# Solution June 02, 2007

### Problem

Find all polynomials of degree 3, such that for each $x,y\geq 0: p(x+y)\geq p(x)+p(y)$

### Solution

Let

$p(x):=ax^3+bx^2+cx+d\,$.

For all $x, y\geq 0$ we have

$a(x+y)^3 + b(x+y)^2 +c(x+y) + d \geq a(x^3+y^3)+b(x^2+y^2)+c(x+y)+2d$
$a(x+y)^3 + b(x+y)^2 \geq a(x+y)(x^2-xy+y^2)+b(x^2+y^2)+d$
$3a(x+y)xy + 2bxy \geq d \qquad \qquad (1)$

First let x = y = 0 to see that $d\leq 0$.

Now set x = y and let x go to infinity we see from (1) that $a\geq 0$.

Consider the inequality

$q(t) := 6a t^3 + 2bt^2 \geq d \qquad \qquad (2)$

(2) follows from (1) for all $t\geq0$ by letting $x=y=t\,$. On the other hand, if we let $t=\sqrt{xy}$ then (1) follows from (2) and the arithmetic-geometric mean inequality, $x+y\geq 2t$.

If $a = 0\,$, we find that $b\geq0$ by letting t go to infinity, and this suffices to satisfy (2).

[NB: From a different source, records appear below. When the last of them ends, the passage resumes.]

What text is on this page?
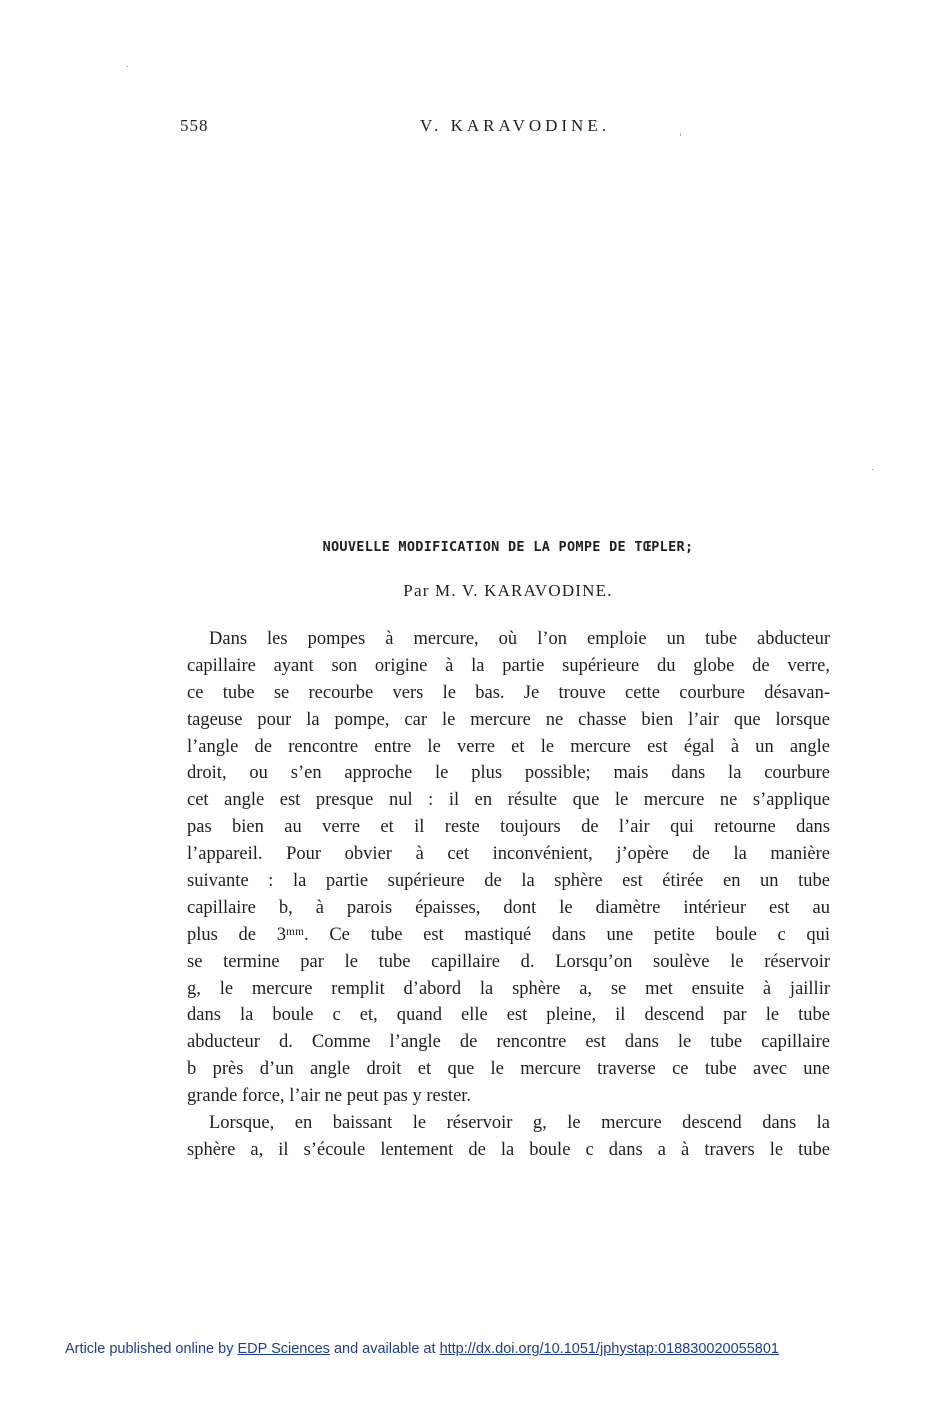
558	V. KARAVODINE.
NOUVELLE MODIFICATION DE LA POMPE DE TŒPLER;
Par M. V. KARAVODINE.
Dans les pompes à mercure, où l’on emploie un tube abducteur
capillaire ayant son origine à la partie supérieure du globe de verre,
ce tube se recourbe vers le bas. Je trouve cette courbure désavan-
tageuse pour la pompe, car le mercure ne chasse bien l’air que lorsque
l’angle de rencontre entre le verre et le mercure est égal à un angle
droit, ou s’en approche le plus possible; mais dans la courbure
cet angle est presque nul : il en résulte que le mercure ne s’applique
pas bien au verre et il reste toujours de l’air qui retourne dans
l’appareil. Pour obvier à cet inconvénient, j’opère de la manière
suivante : la partie supérieure de la sphère est étirée en un tube
capillaire b, à parois épaisses, dont le diamètre intérieur est au
plus de 3ᵐᵐ. Ce tube est mastiqué dans une petite boule c qui
se termine par le tube capillaire d. Lorsqu’on soulève le réservoir
g, le mercure remplit d’abord la sphère a, se met ensuite à jaillir
dans la boule c et, quand elle est pleine, il descend par le tube
abducteur d. Comme l’angle de rencontre est dans le tube capillaire
b près d’un angle droit et que le mercure traverse ce tube avec une
grande force, l’air ne peut pas y rester.
Lorsque, en baissant le réservoir g, le mercure descend dans la
sphère a, il s’écoule lentement de la boule c dans a à travers le tube
Article published online by EDP Sciences and available at http://dx.doi.org/10.1051/jphystap:018830020055801
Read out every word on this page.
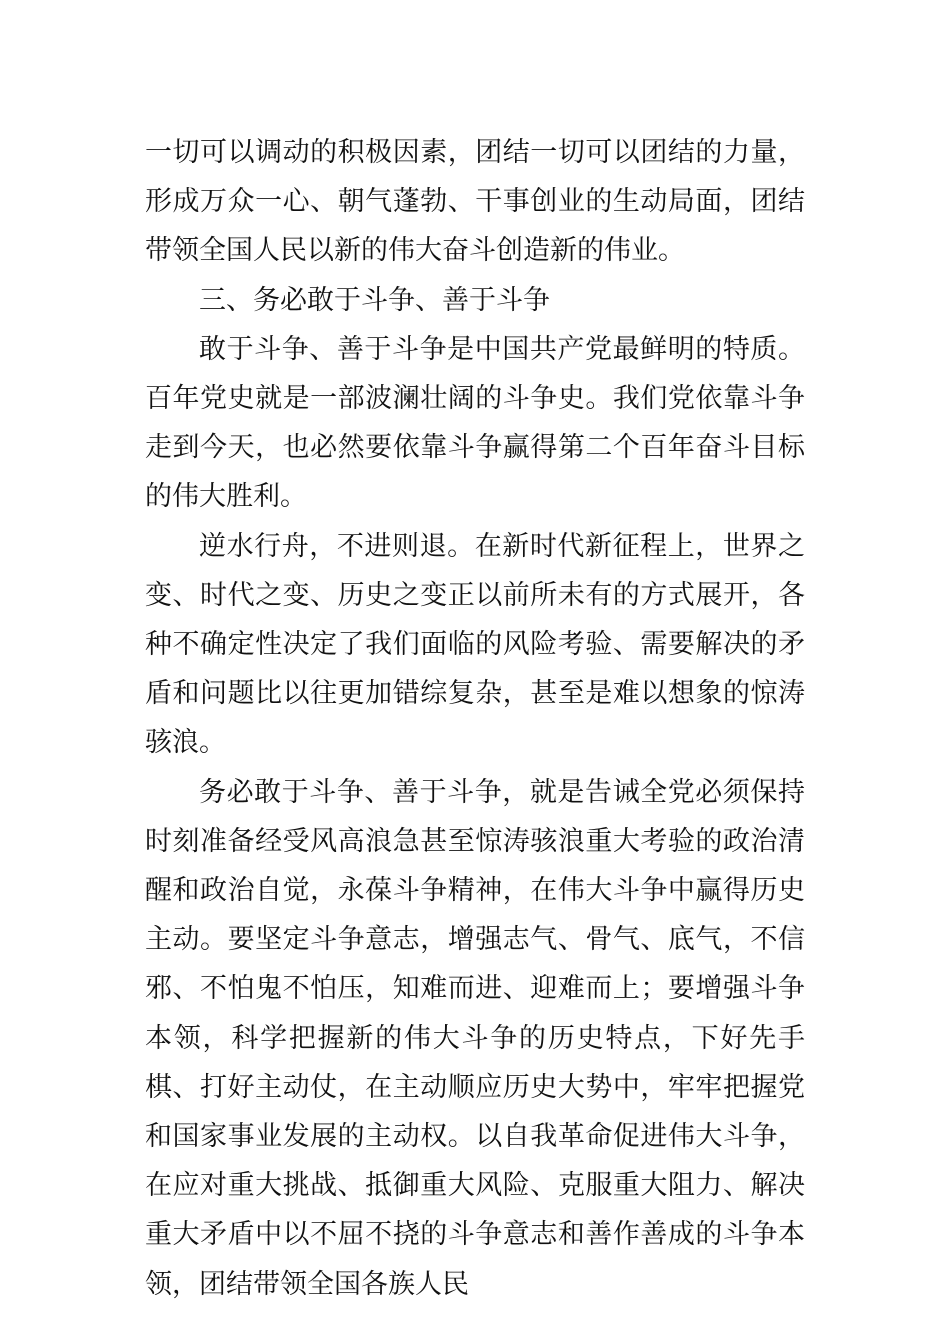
一切可以调动的积极因素，团结一切可以团结的力量，形成万众一心、朝气蓬勃、干事创业的生动局面，团结带领全国人民以新的伟大奋斗创造新的伟业。

三、务必敢于斗争、善于斗争

敢于斗争、善于斗争是中国共产党最鲜明的特质。百年党史就是一部波澜壮阔的斗争史。我们党依靠斗争走到今天，也必然要依靠斗争赢得第二个百年奋斗目标的伟大胜利。

逆水行舟，不进则退。在新时代新征程上，世界之变、时代之变、历史之变正以前所未有的方式展开，各种不确定性决定了我们面临的风险考验、需要解决的矛盾和问题比以往更加错综复杂，甚至是难以想象的惊涛骇浪。

务必敢于斗争、善于斗争，就是告诫全党必须保持时刻准备经受风高浪急甚至惊涛骇浪重大考验的政治清醒和政治自觉，永葆斗争精神，在伟大斗争中赢得历史主动。要坚定斗争意志，增强志气、骨气、底气，不信邪、不怕鬼不怕压，知难而进、迎难而上；要增强斗争本领，科学把握新的伟大斗争的历史特点，下好先手棋、打好主动仗，在主动顺应历史大势中，牢牢把握党和国家事业发展的主动权。以自我革命促进伟大斗争，在应对重大挑战、抵御重大风险、克服重大阻力、解决重大矛盾中以不屈不挠的斗争意志和善作善成的斗争本领，团结带领全国各族人民
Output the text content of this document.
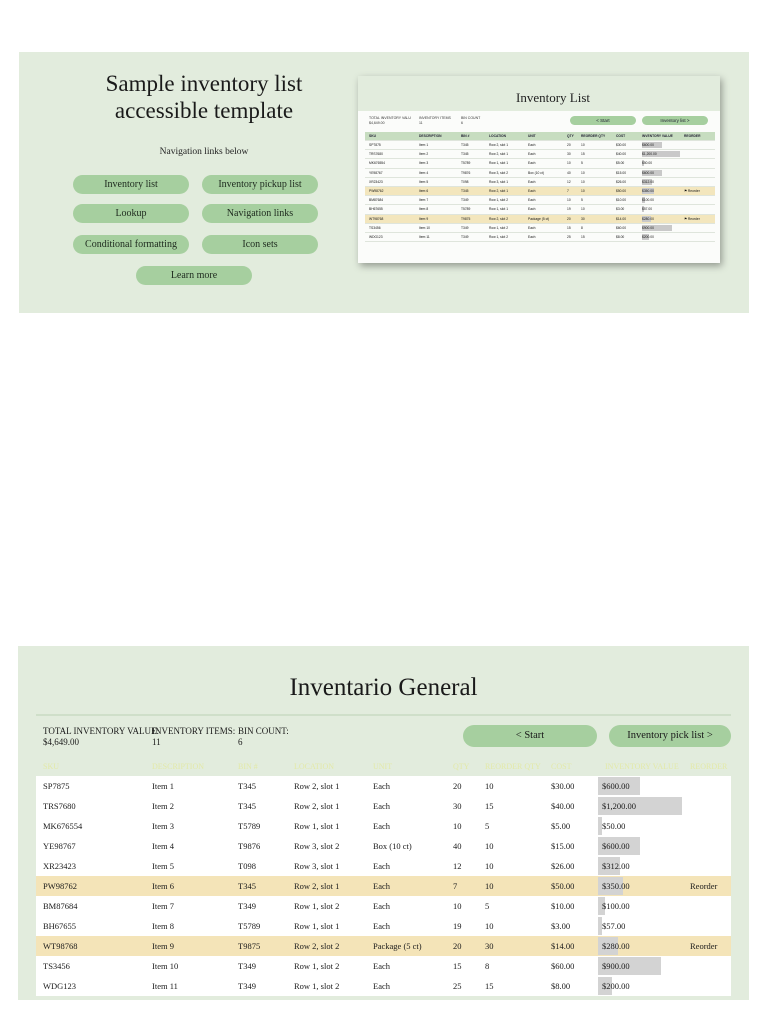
Sample inventory list accessible template
Navigation links below
Inventory list	Inventory pickup list
Lookup	Navigation links
Conditional formatting	Icon sets
Learn more
Inventory List
TOTAL INVENTORY VALU
$4,649.00
INVENTORY ITEMS
11
BIN COUNT
6	< Start	Inventory list >
SKU	DESCRIPTION	BIN #	LOCATION	UNIT	QTY	REORDER QTY	COST	INVENTORY VALUE	REORDER
SP7875	Item 1	T345	Row 2, slot 1	Each	20	10	$30.00	$600.00	
TRS7680	Item 2	T345	Row 2, slot 1	Each	30	15	$40.00	$1,200.00	
MK676554	Item 3	T5789	Row 1, slot 1	Each	10	5	$5.00	$50.00	
YE98767	Item 4	T9876	Row 3, slot 2	Box (10 ct)	40	10	$15.00	$600.00	
XR23423	Item 5	T098	Row 3, slot 1	Each	12	10	$26.00	$312.00	
PW98762	Item 6	T345	Row 2, slot 1	Each	7	10	$50.00	$350.00	⚑ Reorder
BM87684	Item 7	T349	Row 1, slot 2	Each	10	5	$10.00	$100.00	
BH67655	Item 8	T5789	Row 1, slot 1	Each	19	10	$3.00	$57.00	
WT98768	Item 9	T9875	Row 2, slot 2	Package (5 ct)	20	30	$14.00	$280.00	⚑ Reorder
TS3456	Item 10	T349	Row 1, slot 2	Each	15	8	$60.00	$900.00	
WDG123	Item 11	T349	Row 1, slot 2	Each	25	15	$8.00	$200.00	
Inventario General
TOTAL INVENTORY VALUE:
$4,649.00
INVENTORY ITEMS:
11
BIN COUNT:
6
< Start	Inventory pick list >
SKU	DESCRIPTION	BIN #	LOCATION	UNIT	QTY	REORDER QTY	COST	INVENTORY VALUE	REORDER
SP7875	Item 1	T345	Row 2, slot 1	Each	20	10	$30.00	$600.00	
TRS7680	Item 2	T345	Row 2, slot 1	Each	30	15	$40.00	$1,200.00	
MK676554	Item 3	T5789	Row 1, slot 1	Each	10	5	$5.00	$50.00	
YE98767	Item 4	T9876	Row 3, slot 2	Box (10 ct)	40	10	$15.00	$600.00	
XR23423	Item 5	T098	Row 3, slot 1	Each	12	10	$26.00	$312.00	
PW98762	Item 6	T345	Row 2, slot 1	Each	7	10	$50.00	$350.00	Reorder
BM87684	Item 7	T349	Row 1, slot 2	Each	10	5	$10.00	$100.00	
BH67655	Item 8	T5789	Row 1, slot 1	Each	19	10	$3.00	$57.00	
WT98768	Item 9	T9875	Row 2, slot 2	Package (5 ct)	20	30	$14.00	$280.00	Reorder
TS3456	Item 10	T349	Row 1, slot 2	Each	15	8	$60.00	$900.00	
WDG123	Item 11	T349	Row 1, slot 2	Each	25	15	$8.00	$200.00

Assume that $a>0\,$. We want to find a condition on d such that (2) is always satisfied. We start by minimizing q(t) for $t\geq 0$, so we set its derivative to 0:

$18at^2 + 4bt = 0\,$
$t_1 = 0,\, t_2 = -\frac{2b}{9a}$

Note that $q(0)=0\geq d$ so only minima greater than 0 need to be considered.

If $b\geq0$, then $t_2\leq0$, so there are no other minima to consider.

If $b<0\,$, then

$q(t_2) = -\frac{16b^3}{243a^2} + \frac{8b^3}{81a^3} = \frac{8b^3}{243a^2} \geq d$

$\frac{8b^3}{243a^2}$ is negative in this case, so this is a stronger condition on d than we already had.

In summary, p(x) is a polynomial satisfying $p(x+y)\geq p(x)+p(y)$ for all $x,y\geq 0$ in the following cases:

• $a\geq0$, $b\geq 0$ and $d\leq 0$
• $a > 0\,$, $b<0\,$ and $d\leq\frac{8b^3}{243a^2}$

No other possibilities for p(x) exist.